Ireland can only issue permissions for residence in this State. You should check the residence requirements of other EU member states with the relevant immigration authority.
“Q8: Can I use the money gifted to me by a parent or other relative for an investment?“
Yes, provided it has been obtained legally and can be legally transferred and the applicant can demonstrate a net worth of at least €2m.
“Q9: Can I use retained earnings as investment or money coming from funds in a joint account?“
Yes, provided you have authority to transfer that money into the proposed investment.
“Q10: Where do I submit my completed application?“
(i) Applications, including a copy of the original application form and supporting documentation, must be submitted by email to firstname.lastname@example.org
(ii) The subject bar should clearly identify the name of the applicant and project name.
(iii) The original signed application form and proof that the application fee of €1,500 has been transferred to the Department’s account must be forwarded by post to: Investment and Start Up Entrepreneur Programmes, Irish Naturalisation and Immigration Service, 13- 14 Burgh Quay, Dublin 2, D02 XK70. Due to size limitations on the Department of Justice and Equality internet system, it may take several emails to send all the documentation to INIS. 19
“Q11: Do I need to liquidate my assets in my home country before moving to Ireland?”
No but you must be in a position to make the investment within 90 days of your pre-approval letter issuing.
“Q12: How many investor permissions are available for this program each year?“
Currently there is no limit on the number of permissions available.
“Q13: Do my school age children need to get a separate student permission?”
Currently there is no limit on the number of permissions available.
“Q14: Will my children be able to remain in school in Ireland if I leave Ireland?” Yes, provided your permission is still valid.[/su_quote]
“Q15: What age can my children still qualify under my residency (only up to age of 18?)“
Children under the age of 18 qualify under the IIP applicant’s residency.
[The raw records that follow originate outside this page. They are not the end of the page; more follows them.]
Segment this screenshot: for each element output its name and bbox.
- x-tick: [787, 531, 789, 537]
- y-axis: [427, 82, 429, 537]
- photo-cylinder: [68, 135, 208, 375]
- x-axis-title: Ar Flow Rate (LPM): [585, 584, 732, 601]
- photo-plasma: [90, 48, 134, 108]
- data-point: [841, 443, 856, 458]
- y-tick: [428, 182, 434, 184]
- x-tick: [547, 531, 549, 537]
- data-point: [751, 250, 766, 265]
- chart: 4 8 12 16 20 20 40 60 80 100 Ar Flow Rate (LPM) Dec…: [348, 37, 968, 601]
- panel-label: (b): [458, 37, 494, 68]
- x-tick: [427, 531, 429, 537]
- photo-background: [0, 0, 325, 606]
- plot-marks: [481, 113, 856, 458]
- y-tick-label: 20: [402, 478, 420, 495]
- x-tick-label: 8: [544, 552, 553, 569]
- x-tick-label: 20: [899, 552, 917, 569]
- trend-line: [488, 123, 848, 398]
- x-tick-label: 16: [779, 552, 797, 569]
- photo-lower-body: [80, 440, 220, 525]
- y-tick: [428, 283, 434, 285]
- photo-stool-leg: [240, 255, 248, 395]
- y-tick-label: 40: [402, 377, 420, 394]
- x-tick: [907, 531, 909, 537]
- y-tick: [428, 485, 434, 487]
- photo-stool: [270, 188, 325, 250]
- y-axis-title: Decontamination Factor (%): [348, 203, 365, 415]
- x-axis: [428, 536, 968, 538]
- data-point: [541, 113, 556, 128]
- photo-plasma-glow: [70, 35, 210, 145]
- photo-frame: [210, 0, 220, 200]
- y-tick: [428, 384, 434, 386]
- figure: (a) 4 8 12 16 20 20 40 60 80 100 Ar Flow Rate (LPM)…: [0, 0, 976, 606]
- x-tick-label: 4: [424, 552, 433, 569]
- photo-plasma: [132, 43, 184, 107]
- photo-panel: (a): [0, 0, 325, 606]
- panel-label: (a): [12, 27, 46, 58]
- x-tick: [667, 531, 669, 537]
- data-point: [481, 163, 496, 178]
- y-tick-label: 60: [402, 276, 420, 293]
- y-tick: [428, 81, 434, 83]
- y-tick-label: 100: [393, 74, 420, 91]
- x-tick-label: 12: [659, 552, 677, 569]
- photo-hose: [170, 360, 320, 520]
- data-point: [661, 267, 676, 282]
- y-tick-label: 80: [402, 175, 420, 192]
Children between 18 and 24 will be considered under the programme where they are not married or in a de facto relationship and are attending full time education in Ireland and are still financially dependent upon the investor.
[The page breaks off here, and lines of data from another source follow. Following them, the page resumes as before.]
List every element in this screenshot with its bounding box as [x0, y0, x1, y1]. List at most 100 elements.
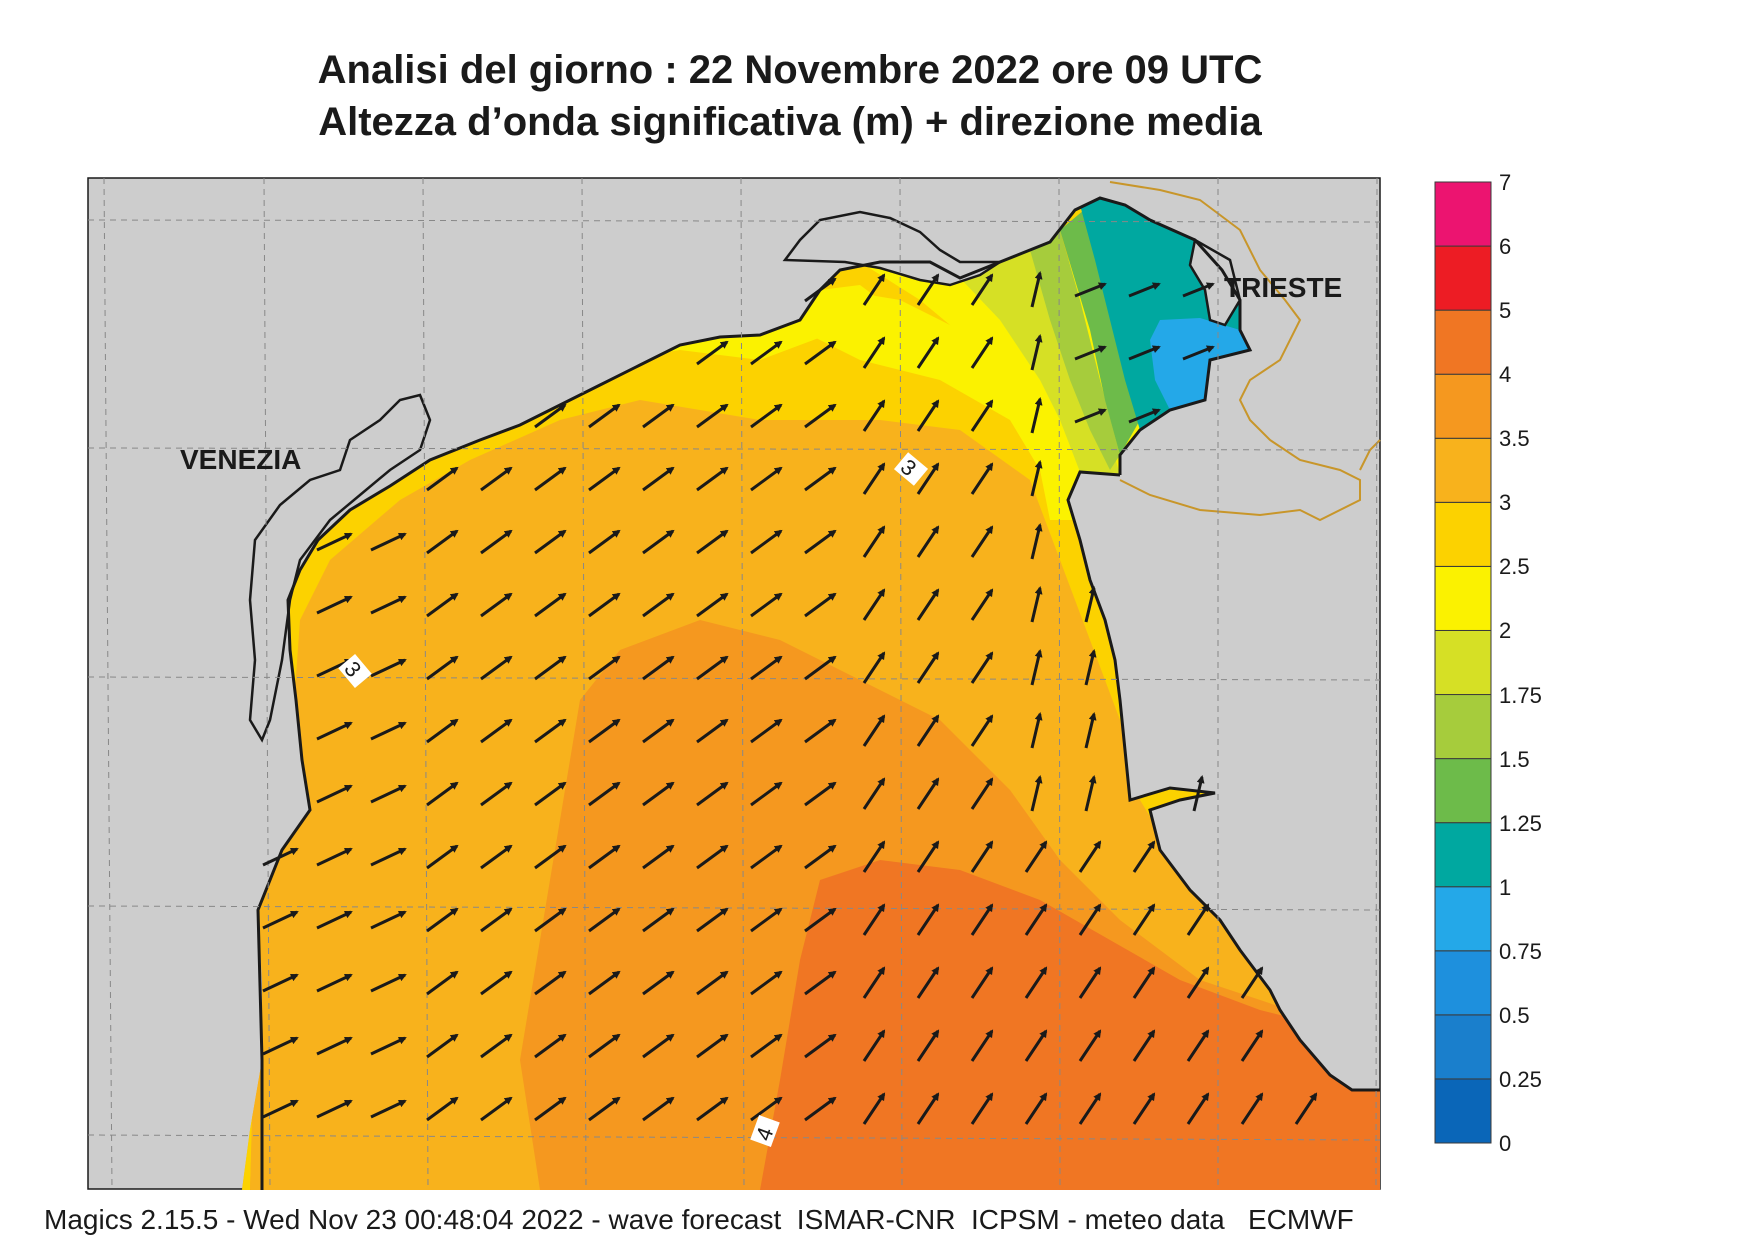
- direction-arrow: [1186, 1029, 1210, 1062]
- direction-arrow: [804, 718, 837, 744]
- direction-arrow: [588, 529, 621, 555]
- direction-arrow: [804, 970, 837, 996]
- coastline-north: [256, 196, 1253, 1190]
- legend-swatch: [1434, 373, 1492, 439]
- direction-arrow: [862, 1092, 886, 1125]
- direction-arrows: [262, 271, 1318, 1125]
- direction-arrow: [916, 1092, 940, 1125]
- direction-arrow: [1186, 966, 1210, 999]
- direction-arrow: [426, 718, 459, 744]
- legend-swatch: [1434, 886, 1492, 952]
- direction-arrow: [970, 462, 994, 495]
- direction-arrow: [1132, 840, 1156, 873]
- legend-label: 0.5: [1499, 1002, 1530, 1028]
- direction-arrow: [862, 903, 886, 936]
- direction-arrow: [916, 903, 940, 936]
- city-label-trieste: TRIESTE: [1224, 272, 1343, 303]
- legend-swatch: [1434, 501, 1492, 567]
- direction-arrow: [534, 1033, 567, 1059]
- direction-arrow: [804, 781, 837, 807]
- direction-arrow: [370, 1036, 407, 1056]
- direction-arrow: [1128, 282, 1161, 298]
- direction-arrow: [642, 403, 675, 429]
- direction-arrow: [316, 784, 353, 804]
- direction-arrow: [262, 1099, 299, 1119]
- direction-arrow: [696, 970, 729, 996]
- direction-arrow: [1186, 1092, 1210, 1125]
- direction-arrow: [862, 966, 886, 999]
- direction-arrow: [588, 907, 621, 933]
- direction-arrow: [370, 847, 407, 867]
- direction-arrow: [588, 655, 621, 681]
- direction-arrow: [750, 592, 783, 618]
- direction-arrow: [916, 336, 940, 369]
- legend-swatch: [1434, 822, 1492, 888]
- direction-arrow: [534, 655, 567, 681]
- city-label-venezia: VENEZIA: [180, 444, 302, 475]
- legend-swatch: [1434, 758, 1492, 824]
- direction-arrow: [804, 340, 837, 366]
- direction-arrow: [750, 466, 783, 492]
- direction-arrow: [1240, 966, 1264, 999]
- direction-arrow: [696, 1096, 729, 1122]
- direction-arrow: [916, 273, 940, 306]
- direction-arrow: [750, 907, 783, 933]
- direction-arrow: [1084, 649, 1097, 686]
- direction-arrow: [642, 1096, 675, 1122]
- direction-arrow: [696, 781, 729, 807]
- direction-arrow: [588, 403, 621, 429]
- direction-arrow: [1186, 903, 1210, 936]
- direction-arrow: [1132, 966, 1156, 999]
- direction-arrow: [1132, 1092, 1156, 1125]
- direction-arrow: [1074, 282, 1107, 298]
- direction-arrow: [534, 592, 567, 618]
- direction-arrow: [426, 466, 459, 492]
- land-detail: [248, 210, 1242, 743]
- direction-arrow: [804, 1033, 837, 1059]
- direction-arrow: [1030, 586, 1043, 623]
- legend-label: 0.25: [1499, 1066, 1542, 1092]
- direction-arrow: [862, 588, 886, 621]
- direction-arrow: [480, 1096, 513, 1122]
- direction-arrow: [1024, 966, 1048, 999]
- direction-arrow: [262, 973, 299, 993]
- direction-arrow: [1024, 1092, 1048, 1125]
- direction-arrow: [642, 466, 675, 492]
- legend-swatch: [1434, 309, 1492, 375]
- direction-arrow: [316, 910, 353, 930]
- direction-arrow: [804, 844, 837, 870]
- direction-arrow: [426, 1096, 459, 1122]
- direction-arrow: [1024, 903, 1048, 936]
- direction-arrow: [370, 532, 407, 552]
- direction-arrow: [862, 525, 886, 558]
- direction-arrow: [1030, 775, 1043, 812]
- footer-credits: Magics 2.15.5 - Wed Nov 23 00:48:04 2022…: [44, 1204, 1354, 1235]
- direction-arrow: [970, 525, 994, 558]
- direction-arrow: [1084, 775, 1097, 812]
- direction-arrow: [696, 592, 729, 618]
- direction-arrow: [262, 847, 299, 867]
- direction-arrow: [970, 903, 994, 936]
- legend-label: 6: [1499, 234, 1512, 260]
- direction-arrow: [1074, 345, 1107, 361]
- direction-arrow: [804, 655, 837, 681]
- title-line-2: Altezza d’onda significativa (m) + direz…: [318, 100, 1262, 144]
- direction-arrow: [1182, 282, 1215, 298]
- direction-arrow: [970, 777, 994, 810]
- direction-arrow: [534, 907, 567, 933]
- direction-arrow: [750, 970, 783, 996]
- direction-arrow: [534, 718, 567, 744]
- direction-arrow: [916, 840, 940, 873]
- legend-label: 3.5: [1499, 426, 1530, 452]
- direction-arrow: [480, 1033, 513, 1059]
- direction-arrow: [480, 970, 513, 996]
- direction-arrow: [642, 970, 675, 996]
- legend-label: 1.5: [1499, 746, 1530, 772]
- direction-arrow: [750, 1096, 783, 1122]
- direction-arrow: [1240, 1092, 1264, 1125]
- legend-label: 3: [1499, 490, 1512, 516]
- direction-arrow: [916, 462, 940, 495]
- direction-arrow: [642, 529, 675, 555]
- direction-arrow: [696, 718, 729, 744]
- direction-arrow: [804, 403, 837, 429]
“Q16: What type of businesses qualify for immigrant investments?”
Any Irish enterprise that is headquartered in Ireland, has the bulk of its operations located in Ireland, where at least 60% of its employees are based in Ireland and at least 60% of its cost base is located in Ireland may qualify for IIP.
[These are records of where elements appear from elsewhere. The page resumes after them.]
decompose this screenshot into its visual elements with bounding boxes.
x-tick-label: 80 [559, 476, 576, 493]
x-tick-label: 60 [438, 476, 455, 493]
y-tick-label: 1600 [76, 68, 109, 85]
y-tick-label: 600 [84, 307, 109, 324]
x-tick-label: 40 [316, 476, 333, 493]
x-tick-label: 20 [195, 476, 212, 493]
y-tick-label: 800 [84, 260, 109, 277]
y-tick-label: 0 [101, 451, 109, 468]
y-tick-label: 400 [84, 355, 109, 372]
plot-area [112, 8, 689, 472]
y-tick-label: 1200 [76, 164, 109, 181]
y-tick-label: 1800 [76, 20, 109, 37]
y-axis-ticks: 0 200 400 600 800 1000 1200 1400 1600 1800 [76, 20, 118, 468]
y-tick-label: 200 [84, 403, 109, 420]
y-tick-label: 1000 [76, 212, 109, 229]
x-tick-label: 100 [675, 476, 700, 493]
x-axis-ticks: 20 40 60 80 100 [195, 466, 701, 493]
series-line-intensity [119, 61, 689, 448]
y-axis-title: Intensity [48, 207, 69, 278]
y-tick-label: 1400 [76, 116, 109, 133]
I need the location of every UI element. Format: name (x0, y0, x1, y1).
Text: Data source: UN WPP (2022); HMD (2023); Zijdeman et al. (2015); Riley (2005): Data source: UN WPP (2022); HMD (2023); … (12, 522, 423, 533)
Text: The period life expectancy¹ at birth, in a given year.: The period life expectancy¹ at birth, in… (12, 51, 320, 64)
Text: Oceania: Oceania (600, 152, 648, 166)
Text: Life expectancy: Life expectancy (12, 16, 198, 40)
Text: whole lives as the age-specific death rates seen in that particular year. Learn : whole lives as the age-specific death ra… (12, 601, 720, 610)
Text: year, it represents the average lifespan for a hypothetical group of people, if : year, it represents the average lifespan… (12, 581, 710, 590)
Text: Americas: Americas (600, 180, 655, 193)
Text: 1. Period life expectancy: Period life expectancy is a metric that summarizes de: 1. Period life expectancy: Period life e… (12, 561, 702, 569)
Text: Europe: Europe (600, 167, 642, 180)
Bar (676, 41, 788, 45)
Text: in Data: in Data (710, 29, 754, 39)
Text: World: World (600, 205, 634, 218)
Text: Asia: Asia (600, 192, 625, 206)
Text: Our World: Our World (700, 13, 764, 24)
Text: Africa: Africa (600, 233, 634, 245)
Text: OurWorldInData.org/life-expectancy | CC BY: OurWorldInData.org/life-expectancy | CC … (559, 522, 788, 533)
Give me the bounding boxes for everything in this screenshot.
“Q17: Are any countries excluded from eligibility for the IIP?”
There are no countries excluded from the IIP although international sanction agreements to which Ireland is party may apply to some nationalities.
“Q18: When do I, as an immigrant investor, commit my investment amount?”
Upon receipt of your pre-approval letter from the INIS.
“Q19: Are there any minimum net worth requirements for Immigrant Investor Programme?“
Yes a personal net worth of €2 million is required.